With more than 20 billion USD to manage (not including the pension fund), resistance is still high regarding the institutional form of BPJS I, mainly because the government gets a  marginal profit  from current state insurance companies but also because the reform will involve large-scale organizational restructuring.  Recent headlines pointed out that the Finance Minister agrees to allocate only 1.5 USD/month/person instead of 2 USD for the premium. This amount would allocate for 84.6 million poor (and near-poor) people (instead of the proposed 96.4 million). Even with an average economic growth of 6.1 % in the last decade, it remains unclear whether the government can afford to pay out subsidized premiums that will cost them 5 billion USD per year. The mandatory insurance contribution has been decided (at 5% of the income or salary), but there is still debate on the proportion of the contribution that should be paid by the employer and employee. An additional challenge is how to collect the premium, should it be embedded in the current tax system or transferred directly to the national agencies by the employer?

It’s clear that on the road to UHC, Indonesia still has a long way to go.  2019 is not very far away and implementation challenges are enormous.  The current fragmentation will need to be overcome and strategic choices will then have to be made in order to improve the coverage especially with regards to informal labour (workers in the informal sector now account for 70% of the total amount of workers). In a country where the ratio of formal and informal workers is 30:70, setting up a social security system is anything but straightforward. Other challenges on the path towards UHC are to ensure that services are available in line with benefit packages – see for example the huge gap between the theoretical benefits package offered by Jamkesmas and the actual availability, especially in remote, rural locations and in a dispersed archipelago of more than 17000 islands – and to eliminate the barriers to access these services, not only geographically but also socially.

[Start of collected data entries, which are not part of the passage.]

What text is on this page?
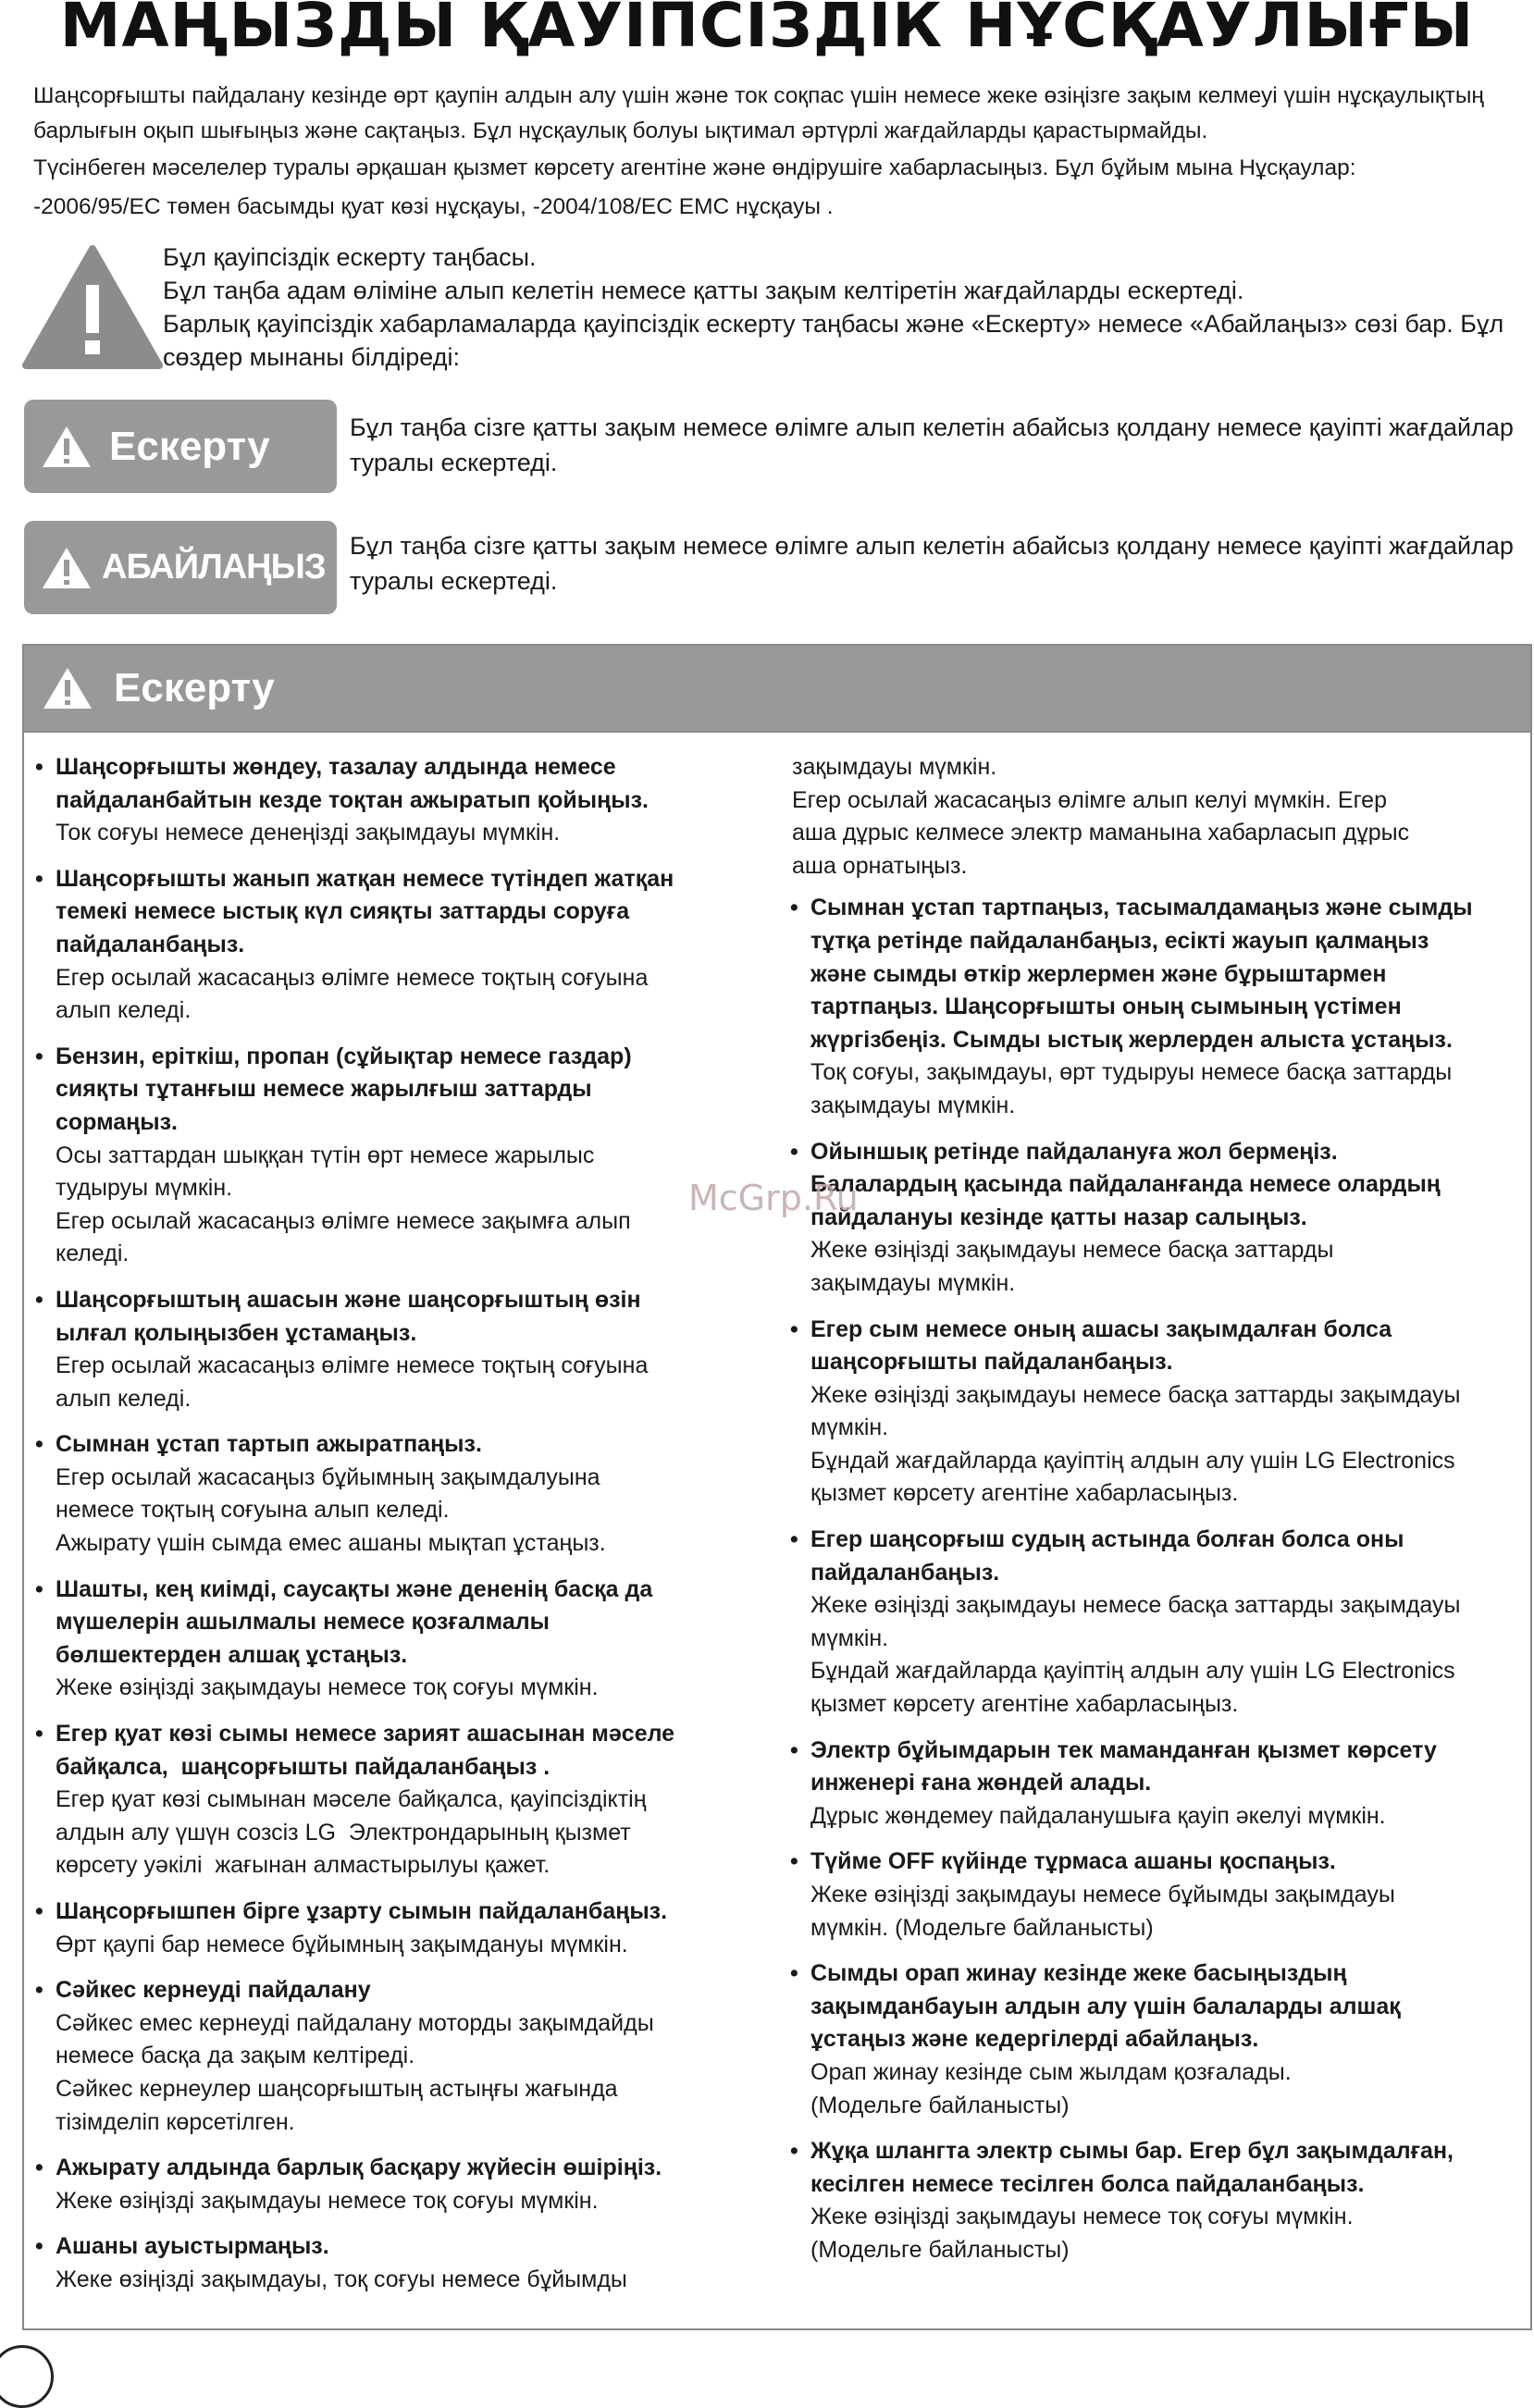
МАҢЫЗДЫ ҚАУІПСІЗДІК НҰСҚАУЛЫҒЫ

Шаңсорғышты пайдалану кезінде өрт қаупін алдын алу үшін және ток соқпас үшін немесе жеке өзіңізге зақым келмеуі үшін нұсқаулықтың барлығын оқып шығыңыз және сақтаңыз. Бұл нұсқаулық болуы ықтимал әртүрлі жағдайларды қарастырмайды.

Түсінбеген мәселелер туралы әрқашан қызмет көрсету агентіне және өндірушіге хабарласыңыз. Бұл бұйым мына Нұсқаулар:

-2006/95/ЕС төмен басымды қуат көзі нұсқауы, -2004/108/ЕС ЕМС нұсқауы .

Бұл қауіпсіздік ескерту таңбасы.

Бұл таңба адам өліміне алып келетін немесе қатты зақым келтіретін жағдайларды ескертеді.

Барлық қауіпсіздік хабарламаларда қауіпсіздік ескерту таңбасы және «Ескерту» немесе «Абайлаңыз» сөзі бар. Бұл сөздер мынаны білдіреді:

Ескерту	Бұл таңба сізге қатты зақым немесе өлімге алып келетін абайсыз қолдану немесе қауіпті жағдайлар туралы ескертеді.
АБАЙЛАҢЫЗ
Бұл таңба сізге қатты зақым немесе өлімге алып келетін абайсыз қолдану немесе қауіпті жағдайлар туралы ескертеді.
Ескерту
• Шаңсорғышты жөндеу, тазалау алдында немесе
пайдаланбайтын кезде тоқтан ажыратып қойыңыз.
Ток соғуы немесе денеңізді зақымдауы мүмкін.
• Шаңсорғышты жанып жатқан немесе түтіндеп жатқан
темекі немесе ыстық күл сияқты заттарды соруға
пайдаланбаңыз.
Егер осылай жасасаңыз өлімге немесе тоқтың соғуына
алып келеді.
• Бензин, еріткіш, пропан (сұйықтар немесе газдар)
сияқты тұтанғыш немесе жарылғыш заттарды
сормаңыз.
Осы заттардан шыққан түтін өрт немесе жарылыс
тудыруы мүмкін.
Егер осылай жасасаңыз өлімге немесе зақымға алып
келеді.
• Шаңсорғыштың ашасын және шаңсорғыштың өзін
ылғал қолыңызбен ұстамаңыз.
Егер осылай жасасаңыз өлімге немесе тоқтың соғуына
алып келеді.
• Сымнан ұстап тартып ажыратпаңыз.
Егер осылай жасасаңыз бұйымның зақымдалуына
немесе тоқтың соғуына алып келеді.
Ажырату үшін сымда емес ашаны мықтап ұстаңыз.
• Шашты, кең киімді, саусақты және дененің басқа да
мүшелерін ашылмалы немесе қозғалмалы
бөлшектерден алшақ ұстаңыз.
Жеке өзіңізді зақымдауы немесе тоқ соғуы мүмкін.
• Егер қуат көзі сымы немесе зарият ашасынан мәселе
байқалса,  шаңсорғышты пайдаланбаңыз .
Егер қуат көзі сымынан мәселе байқалса, қауіпсіздіктің
алдын алу үшүн созсіз LG  Электрондарының қызмет
көрсету уәкілі  жағынан алмастырылуы қажет.
• Шаңсорғышпен бірге ұзарту сымын пайдаланбаңыз.
Өрт қаупі бар немесе бұйымның зақымдануы мүмкін.
• Сәйкес кернеуді пайдалану
Сәйкес емес кернеуді пайдалану моторды зақымдайды
немесе басқа да зақым келтіреді.
Сәйкес кернеулер шаңсорғыштың астыңғы жағында
тізімделіп көрсетілген.
• Ажырату алдында барлық басқару жүйесін өшіріңіз.
Жеке өзіңізді зақымдауы немесе тоқ соғуы мүмкін.
• Ашаны ауыстырмаңыз.
Жеке өзіңізді зақымдауы, тоқ соғуы немесе бұйымды
зақымдауы мүмкін.
Егер осылай жасасаңыз өлімге алып келуі мүмкін. Егер
аша дұрыс келмесе электр маманына хабарласып дұрыс
аша орнатыңыз.
• Сымнан ұстап тартпаңыз, тасымалдамаңыз және сымды
тұтқа ретінде пайдаланбаңыз, есікті жауып қалмаңыз
және сымды өткір жерлермен және бұрыштармен
тартпаңыз. Шаңсорғышты оның сымының үстімен
жүргізбеңіз. Сымды ыстық жерлерден алыста ұстаңыз.
Тоқ соғуы, зақымдауы, өрт тудыруы немесе басқа заттарды
зақымдауы мүмкін.
• Ойыншық ретінде пайдалануға жол бермеңіз.
Балалардың қасында пайдаланғанда немесе олардың
пайдалануы кезінде қатты назар салыңыз.
Жеке өзіңізді зақымдауы немесе басқа заттарды
зақымдауы мүмкін.
• Егер сым немесе оның ашасы зақымдалған болса
шаңсорғышты пайдаланбаңыз.
Жеке өзіңізді зақымдауы немесе басқа заттарды зақымдауы
мүмкін.
Бұндай жағдайларда қауіптің алдын алу үшін LG Electronics
қызмет көрсету агентіне хабарласыңыз.
• Егер шаңсорғыш судың астында болған болса оны
пайдаланбаңыз.
Жеке өзіңізді зақымдауы немесе басқа заттарды зақымдауы
мүмкін.
Бұндай жағдайларда қауіптің алдын алу үшін LG Electronics
қызмет көрсету агентіне хабарласыңыз.
• Электр бұйымдарын тек маманданған қызмет көрсету
инженері ғана жөндей алады.
Дұрыс жөндемеу пайдаланушыға қауіп әкелуі мүмкін.
• Түйме OFF күйінде тұрмаса ашаны қоспаңыз.
Жеке өзіңізді зақымдауы немесе бұйымды зақымдауы
мүмкін. (Модельге байланысты)
• Сымды орап жинау кезінде жеке басыңыздың
зақымданбауын алдын алу үшін балаларды алшақ
ұстаңыз және кедергілерді абайлаңыз.
Орап жинау кезінде сым жылдам қозғалады.
(Модельге байланысты)
• Жұқа шлангта электр сымы бар. Егер бұл зақымдалған,
кесілген немесе тесілген болса пайдаланбаңыз.
Жеке өзіңізді зақымдауы немесе тоқ соғуы мүмкін.
(Модельге байланысты)
McGrp.Ru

Different packages based on different premiums should be avoided not only to minimize cost sharing but also to avoid discrimination. The challenge ahead is to define adequate remuneration packages for providers that reflect health service costs based on benefit packages, and to close the gap between providers’ and the public interest. We will also need a strong political commitment from our Finance Minister to increase the budget allocation for health. Instead of the current 2.2 % of total government expenditure going to health, up to 5% is needed ( the 2009 Law on National Health also mandates this figure) to ensure the wellbeing of Indonesia citizens.

Everyone has the right to health, in Indonesia and elsewhere. Our constitution states that it’s the job of the state to protect this right, and common people in Indonesia are increasingly aware of this.   No doubt it will be hard work to achieve UHC by the end of the decade, but I’m sure we can do it.

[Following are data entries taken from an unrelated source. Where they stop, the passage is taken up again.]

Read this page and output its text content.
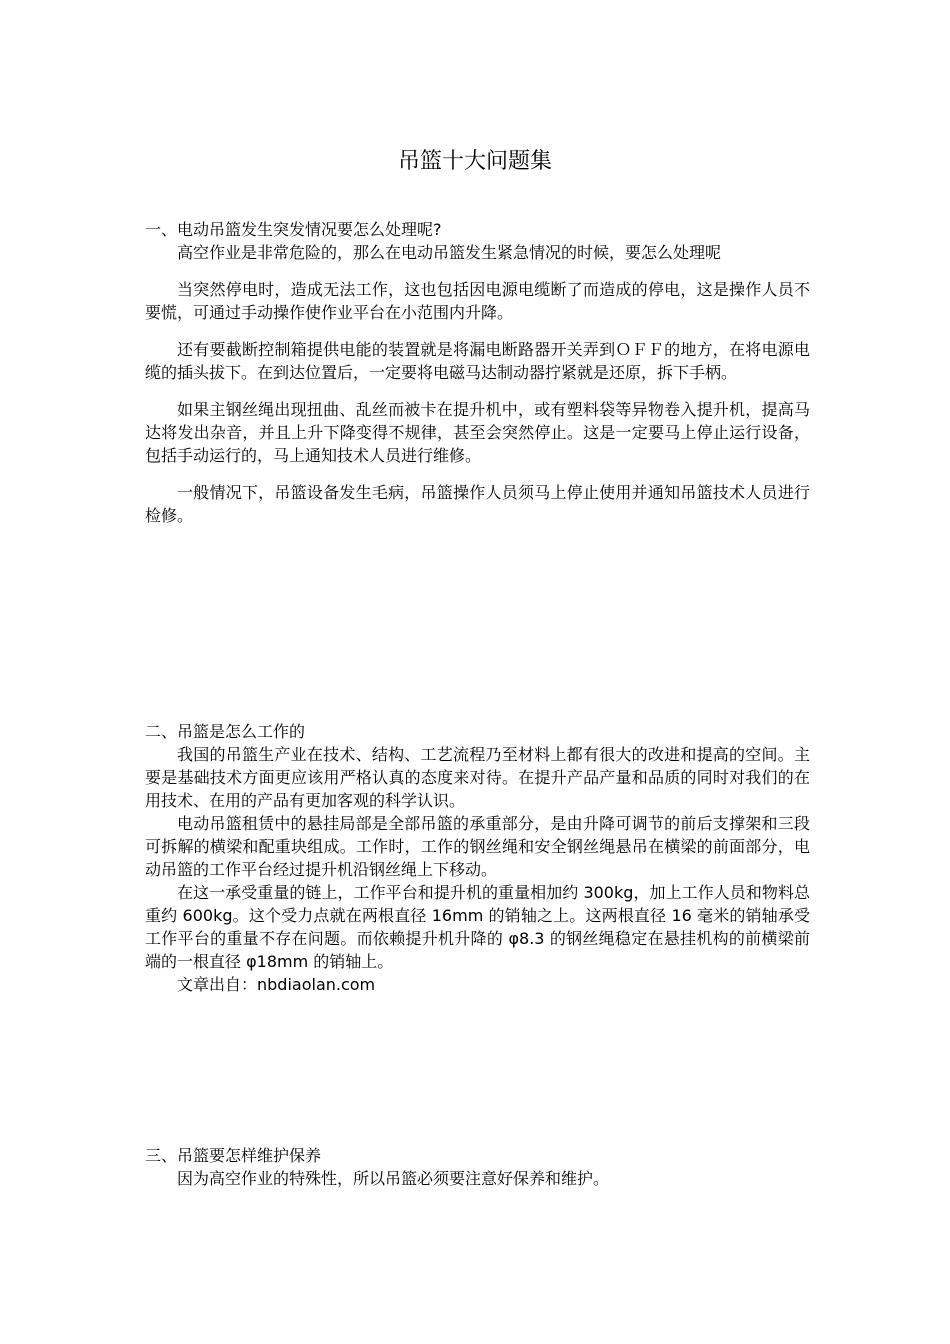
吊篮十大问题集

一、电动吊篮发生突发情况要怎么处理呢?

高空作业是非常危险的，那么在电动吊篮发生紧急情况的时候，要怎么处理呢

当突然停电时，造成无法工作，这也包括因电源电缆断了而造成的停电，这是操作人员不要慌，可通过手动操作使作业平台在小范围内升降。

还有要截断控制箱提供电能的装置就是将漏电断路器开关弄到ＯＦＦ的地方，在将电源电缆的插头拔下。在到达位置后，一定要将电磁马达制动器拧紧就是还原，拆下手柄。

如果主钢丝绳出现扭曲、乱丝而被卡在提升机中，或有塑料袋等异物卷入提升机，提高马达将发出杂音，并且上升下降变得不规律，甚至会突然停止。这是一定要马上停止运行设备，包括手动运行的，马上通知技术人员进行维修。

一般情况下，吊篮设备发生毛病，吊篮操作人员须马上停止使用并通知吊篮技术人员进行检修。

二、吊篮是怎么工作的

我国的吊篮生产业在技术、结构、工艺流程乃至材料上都有很大的改进和提高的空间。主要是基础技术方面更应该用严格认真的态度来对待。在提升产品产量和品质的同时对我们的在用技术、在用的产品有更加客观的科学认识。

电动吊篮租赁中的悬挂局部是全部吊篮的承重部分，是由升降可调节的前后支撑架和三段可拆解的横梁和配重块组成。工作时，工作的钢丝绳和安全钢丝绳悬吊在横梁的前面部分，电动吊篮的工作平台经过提升机沿钢丝绳上下移动。

在这一承受重量的链上，工作平台和提升机的重量相加约 300kg，加上工作人员和物料总重约 600kg。这个受力点就在两根直径 16mm 的销轴之上。这两根直径 16 毫米的销轴承受工作平台的重量不存在问题。而依赖提升机升降的 φ8.3 的钢丝绳稳定在悬挂机构的前横梁前端的一根直径 φ18mm 的销轴上。

文章出自：nbdiaolan.com

三、吊篮要怎样维护保养

因为高空作业的特殊性，所以吊篮必须要注意好保养和维护。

[1]  PT Askes provides health Insurance coverage for civil servants

PT Jamsostek is the social insurance fund for private sector employees; it includes benefits for health, employment injury, retirement & pension and death.

PT Asabri : social insurance for the armed forces and the police, a similar scheme as PT Jamsostek minus health insurance.

PT Taspen: Social insurance for retirement benefits and pensions for civil servants. It previously included the army and police staff until 1989 when ASABRI was established.